Bug#721598: ITP: python-vcs -- Various version control systems management abstraction layer
On Mon, Sep 09, 2013 at 03:04:38PM +0200, Mike Gabriel wrote:
> Hi Jelmer,
>
> On Mo 09 Sep 2013 14:56:12 CEST Jelmer Vernooij wrote:
>
> >On Mon, Sep 09, 2013 at 01:35:06PM +0200, Mike Gabriel wrote:
> >>Hi Jelmer,
> >>
> >>On Mo 02 Sep 2013 21:08:50 CEST Jelmer Vernooij wrote:
> >>
> >>>On Mon, Sep 02, 2013 at 10:36:49AM +0200, Mike Gabriel wrote:
> >>>>Package: wnpp
> >>>>Severity: wishlist
> >>>>Owner: Mike Gabriel <mike.gabriel@das-netzwerkteam.de>
> >>>>
> >>>>* Package name : python-vcs
> >>>> Version : 0.4.0
> >>>> Upstream Author : Marcin Ku??mi??ski
> >>>><https://github.com/codeinn/vcs/issues>
> >>>>* URL : https://github.com/codeinn/vcs/
> >>>>* License : Expat
> >>>> Programming Lang: Python
> >>>> Description : Various version control systems management
> >>>>abstraction layer
> >>>>
> >>>> Python vcs is an abstraction layer on top of various
> >>>>(Mercurial, Git, as extra
> >>>> backends: SVN, Bazaar) version control systems. It is designed as a
> >>>> feature-rich Python library with a clear API Reference.
> >>>> .
> >>>> Features
> >>>> - Common API for SCM backends
> >>>> - Fetching repositories data lazily
> >>>> - Simple caching mechanism so we don???t hit repo too often
> >>>> - In-memory commits API
> >>>> - Command-line interface
> >>>> .
> >>>> Incoming
> >>>> - Full working directories support
> >>>> - Extra backends: Subversion, Bazaar
> >>>Where are the extra backends? I don't see them in the linked
> >>>upstream source code.
> >>
> >>I cannot tell you where the backends yet are. Currently, I am
> >>struggling with a licensing issue in vcs that you may be able to
> >>solve.
> >>
> >>For further info on this see this issue report on github:
> >>https://github.com/codeinn/vcs/issues/118
> >
> >It looks like Marcin already followed up to this. Dulwich and that file are
> >GPLv2 or later.
>
> I just dropped another comment on #118. As dulwich is GPL-2+ I
> pointed out the using dulwich in vcs requires vcs getting relicensed
> to a license that is GPL-2+ compatible.

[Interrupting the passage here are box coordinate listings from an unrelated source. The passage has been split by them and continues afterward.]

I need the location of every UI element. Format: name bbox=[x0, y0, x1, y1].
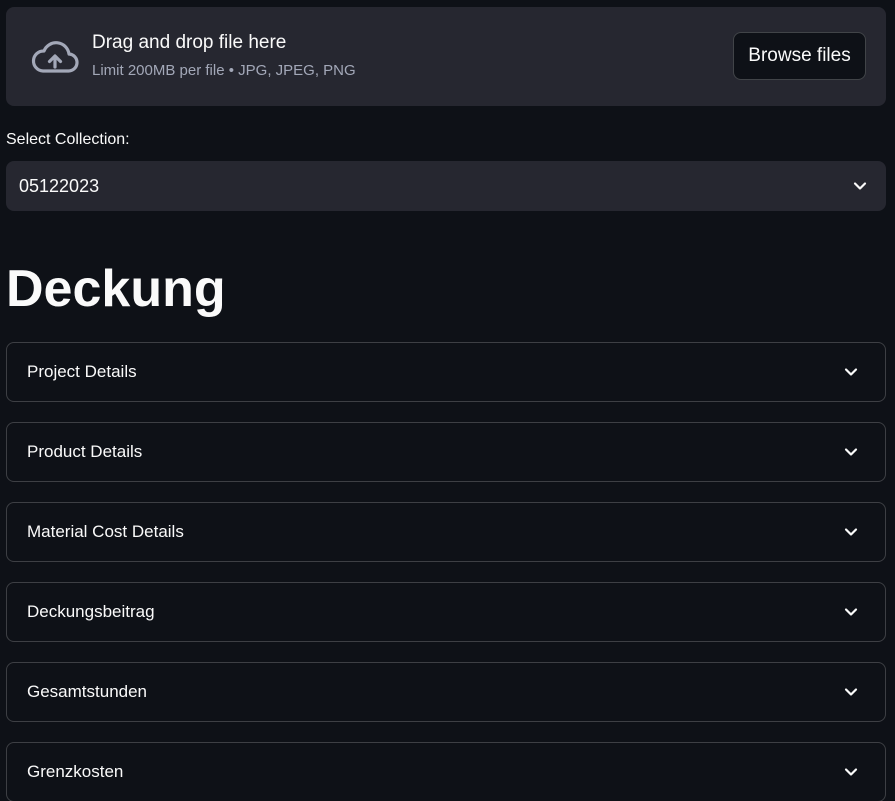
expander-label: Material Cost Details bbox=[27, 522, 184, 541]
expander-grenzkosten[interactable]: Grenzkosten bbox=[6, 742, 886, 801]
file-dropzone[interactable]: Drag and drop file here Limit 200MB per … bbox=[6, 7, 886, 106]
expander-label: Product Details bbox=[27, 442, 143, 461]
dropzone-title: Drag and drop file here bbox=[92, 32, 287, 53]
browse-files-button[interactable]: Browse files bbox=[733, 32, 866, 80]
chevron-down-icon bbox=[844, 688, 858, 696]
expander-material-cost-details[interactable]: Material Cost Details bbox=[6, 502, 886, 562]
select-collection-label: Select Collection: bbox=[6, 131, 130, 148]
expander-project-details[interactable]: Project Details bbox=[6, 342, 886, 402]
collection-select-value: 05122023 bbox=[19, 175, 100, 196]
chevron-down-icon bbox=[844, 768, 858, 776]
chevron-down-icon bbox=[844, 528, 858, 536]
app-page: Drag and drop file here Limit 200MB per … bbox=[0, 0, 895, 801]
dropzone-text: Drag and drop file here Limit 200MB per … bbox=[92, 31, 356, 80]
expander-product-details[interactable]: Product Details bbox=[6, 422, 886, 482]
chevron-down-icon bbox=[844, 368, 858, 376]
collection-select[interactable]: 05122023 bbox=[6, 161, 886, 211]
expander-deckungsbeitrag[interactable]: Deckungsbeitrag bbox=[6, 582, 886, 642]
expander-gesamtstunden[interactable]: Gesamtstunden bbox=[6, 662, 886, 722]
chevron-down-icon bbox=[853, 182, 867, 190]
chevron-down-icon bbox=[844, 608, 858, 616]
dropzone-limit-text: Limit 200MB per file • JPG, JPEG, PNG bbox=[92, 62, 356, 79]
expander-label: Project Details bbox=[27, 362, 137, 381]
expander-label: Deckungsbeitrag bbox=[27, 602, 155, 621]
chevron-down-icon bbox=[844, 448, 858, 456]
expander-label: Gesamtstunden bbox=[27, 682, 148, 701]
page-title: Deckung bbox=[6, 260, 226, 318]
cloud-upload-icon bbox=[31, 41, 79, 73]
expander-label: Grenzkosten bbox=[27, 762, 124, 781]
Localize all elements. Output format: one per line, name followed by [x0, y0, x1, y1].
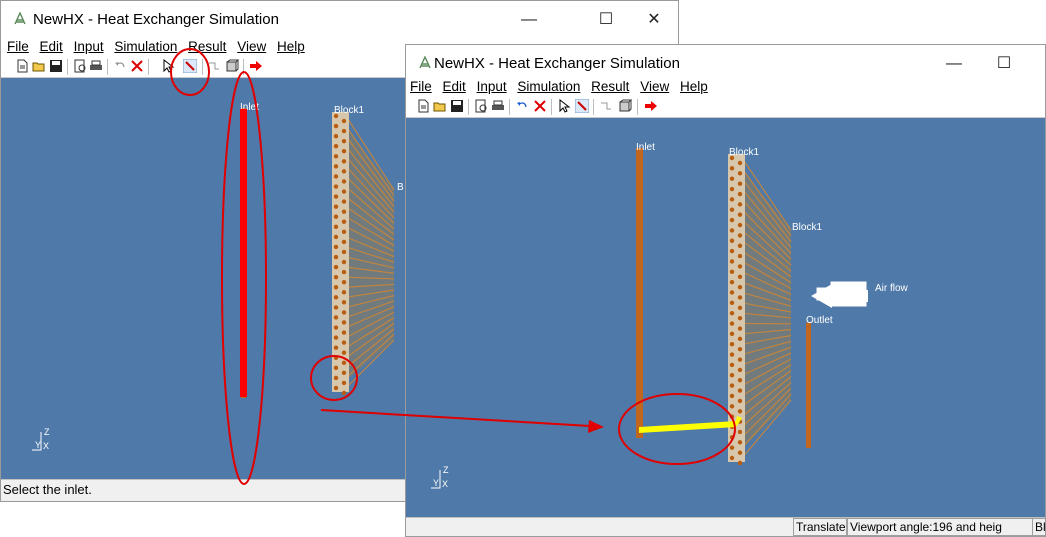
toolbar-highlight-circle [170, 48, 210, 96]
pointer-arrow-line [320, 409, 591, 427]
inlet-red-marker [240, 109, 247, 397]
block-corner-circle [310, 355, 358, 401]
connection-highlight-ellipse [618, 393, 736, 465]
pointer-arrow-head [588, 420, 604, 433]
annotation-overlay [170, 48, 736, 485]
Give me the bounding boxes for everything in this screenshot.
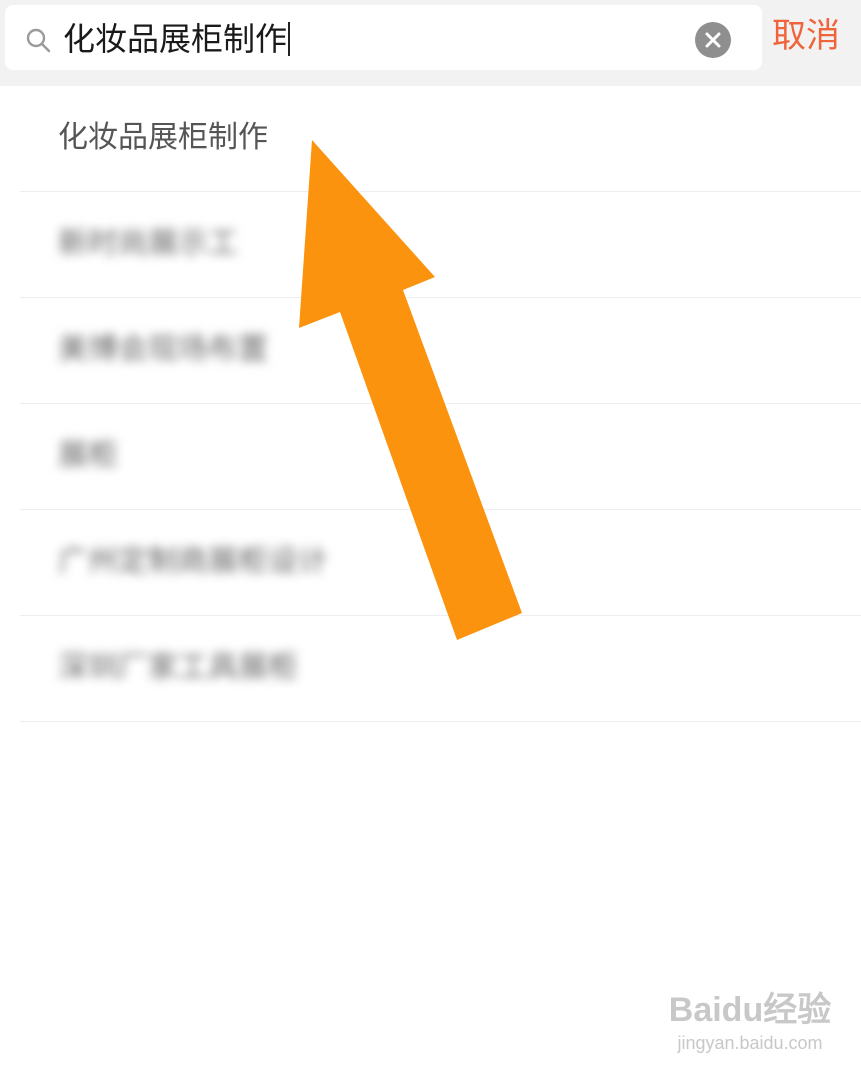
suggestion-item[interactable]: 化妆品展柜制作: [20, 86, 861, 192]
baidu-jingyan-watermark: Baidu经验 jingyan.baidu.com: [660, 990, 840, 1070]
close-icon: [705, 32, 721, 48]
suggestion-item[interactable]: 深圳厂家工具展柜: [20, 616, 861, 722]
search-query-text[interactable]: 化妆品展柜制作: [63, 19, 291, 59]
text-cursor: [288, 22, 291, 56]
search-page: 化妆品展柜制作 取消 化妆品展柜制作 新时尚展示工 美博会现场布置 展柜 广州定…: [0, 0, 861, 1089]
watermark-brand: Baidu经验: [668, 991, 832, 1029]
suggestion-item[interactable]: 美博会现场布置: [20, 298, 861, 404]
suggestion-label: 化妆品展柜制作: [58, 120, 268, 155]
search-icon: [25, 27, 51, 53]
search-bar: 化妆品展柜制作 取消: [0, 0, 861, 86]
suggestion-item[interactable]: 展柜: [20, 404, 861, 510]
cancel-button[interactable]: 取消: [772, 12, 840, 60]
suggestion-item[interactable]: 广州定制商展柜设计: [20, 510, 861, 616]
suggestion-label: 美博会现场布置: [58, 332, 268, 367]
search-input[interactable]: 化妆品展柜制作: [5, 5, 762, 70]
suggestion-label: 广州定制商展柜设计: [58, 544, 328, 579]
watermark-url: jingyan.baidu.com: [677, 1033, 823, 1053]
search-query-value: 化妆品展柜制作: [63, 20, 288, 58]
suggestion-item[interactable]: 新时尚展示工: [20, 192, 861, 298]
suggestion-label: 新时尚展示工: [58, 226, 238, 261]
suggestion-list: 化妆品展柜制作 新时尚展示工 美博会现场布置 展柜 广州定制商展柜设计 深圳厂家…: [0, 86, 861, 722]
suggestion-label: 展柜: [58, 438, 118, 473]
clear-search-button[interactable]: [695, 22, 731, 58]
suggestion-label: 深圳厂家工具展柜: [58, 650, 298, 685]
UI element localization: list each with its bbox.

Please note that that is true for not just Dulwich but also for
Mercurial (which is GPLed too).
Wouldn't it be fine for python-vcs to technically be MIT-licensed? I suspect it
would only become problematic if something that was not GPL-compatible wanted
to depend on python-vcs (and thus Dulwich/Mercurial).